Santa Claus is a relative newcomer to the Mexican Christmas scene. Traditionally, Mexican children have received their holiday gifts on January 6--El Día de los Reyes Magos (Three Kings' Day). The jolly elf is making cultural inroads, though, and some lucky boys and girls get a present from Santa and another one or two from the Three Kings.
Even Mexican oilcloth, that terrific table covering, joins in the spirit of Christmas. The roll that's front and center is decorated with nochebuenas (poinsettias). Did you know that the poinsettia is a native of Mexico?
These big-as-jack-o'lantern-heads calabazas (squash) are a delicious wintertime treat in Mexico.
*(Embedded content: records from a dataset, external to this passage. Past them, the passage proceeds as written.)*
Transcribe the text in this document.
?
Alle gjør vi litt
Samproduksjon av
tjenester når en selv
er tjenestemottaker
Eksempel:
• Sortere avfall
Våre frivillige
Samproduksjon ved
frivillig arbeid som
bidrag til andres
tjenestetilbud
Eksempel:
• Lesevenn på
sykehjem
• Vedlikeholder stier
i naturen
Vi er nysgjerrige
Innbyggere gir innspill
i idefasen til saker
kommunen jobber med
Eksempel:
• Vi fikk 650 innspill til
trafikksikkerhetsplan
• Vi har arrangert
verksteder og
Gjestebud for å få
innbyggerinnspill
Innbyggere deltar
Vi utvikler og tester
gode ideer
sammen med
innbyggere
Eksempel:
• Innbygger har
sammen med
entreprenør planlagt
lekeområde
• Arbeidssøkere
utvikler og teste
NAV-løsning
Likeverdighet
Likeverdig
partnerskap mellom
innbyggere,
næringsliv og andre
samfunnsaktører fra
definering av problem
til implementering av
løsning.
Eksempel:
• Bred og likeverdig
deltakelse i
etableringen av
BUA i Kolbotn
Yet another piñata, this one about six feet from the top to the tip of the bottom point. The center container is a large clay pot--just imagine how much it would weigh when it's filled with candy, tangerines, and roasted peanuts!
Ribbons of every kind and color, with or without wire edges, is available by the meter at the Mercado Independencia. In fact, just about anything you could possibly want--from a pair of pliers to a pair of warm gloves, from a pet parrot to a chicken for your dinner table, is available at the market.
Feliz Navidad y Próspero Año Nuevo--Merry Christmas and Happy New Year--to you and yours from us at Mexico Cooks!